Clint, ma to sens. Kto się teraz biedną papusią opiekuje? Dzień jak co dzień, mówisz? Ciężki twój żywot. Masz już dość Wakandy czy jeszcze nie?
 Mam już serdecznie dość bezczynnego siedzenia w tym miejscu. Wręcz zbiera mi się na wymioty na sam widok dżungli, która jest wszędzie wokół. Ale jest nadzieja, że będziemy mieć coś do roboty i uda nam się stąd wyrwać. Może nawet udałoby się przyhaczyć o dom, choć raczej to żmudna nadzieja. Ach, no i papusię wziął pod swoje skrzydła Wilson.
Steve, tak sobie myślę, że teraz to przydałyby się wam Helicarriery. Zastanawiam się też, czy Tony ma o tym wszystkim pojęcie. Wypracowaliście już jakieś wstępne pomysły na rozwiązanie sprawy? 
 Planowałem poprosić doktor Swann o podesłanie mu jakiejś wiadomości, ale najpierw musimy mieć coś więcej niż "Bucky podejrzewa, że w ACTU zagnieździła się Hydra, z którą prawdopodobnie współpracuje również Ross oraz część rosyjskiego rządu, która pod przykrywką azylu chce stworzyć bezwolną armię Nieludzi, więc musimy bez zezwolenia wtargnąć na teren Rosji". Z ust zbiegów, którzy wywołali rozłam Avengers brzmi to raczej nieco... niezbyt autentycznie. Dlatego musimy podesłać też coś, co to potwierdzi. A potem postarać się dopaść Schmidt gdzieś, gdzie będzie miała zawężone pole działania, i to w taki sposób, by nikt nie wiedział, że to my. Jeśli Wandzie udałoby się ją odpowiednio obezwładnić i nakłonić do rozmowy, cała reszta byłaby o wiele prostsza. Ale problem w tym, że równie dobrze Schmidt może być silniejsza. Niczego o niej nie wiemy,
Bucky, nie wiesz, bo nie wiesz, czy nie wiesz, bo ci się nie chce zastanawiać? Możemy porozmawiać o czym zechcesz. Chcesz pogodę? Świetnie. Zimno, mokro, wieje.

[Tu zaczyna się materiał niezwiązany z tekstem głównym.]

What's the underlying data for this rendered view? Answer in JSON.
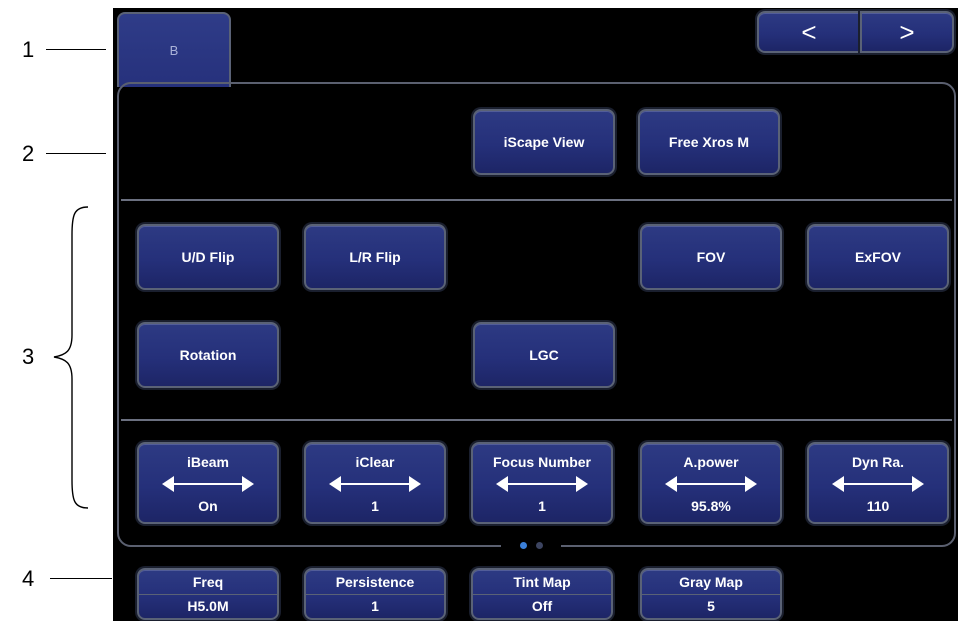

 Ym, nie wiem... bo nie wiem? Jednak wolę dyskusję o pogodzie do chrzanu. Tu też taka jest, choć w odwrotny sposób. Aż boję się tego słońca.

Polska Husarka

To nie była ironia. Naprawdę lubię gdy podkreślasz jaki jesteś przystojny. Naprawdę nie wiem czy to mnie bardziej śmieszy czy mi się podoba. A co do jednorożca z dziwnym imieniem Joe... Zabrakło mi słów... Masz mnie mój miły zaprosić na jego pogrzeb. 
I pomyśleć że mi się podobał ten twój nowy nóż.
 Och, Boże moj, właśnie dyskutuję o martwym jednorożcu i bezczeszczeniu zwłok. To zbyt dziwne, nawet jak na mnie. I łechtanie mojego ego tego nie zmienia.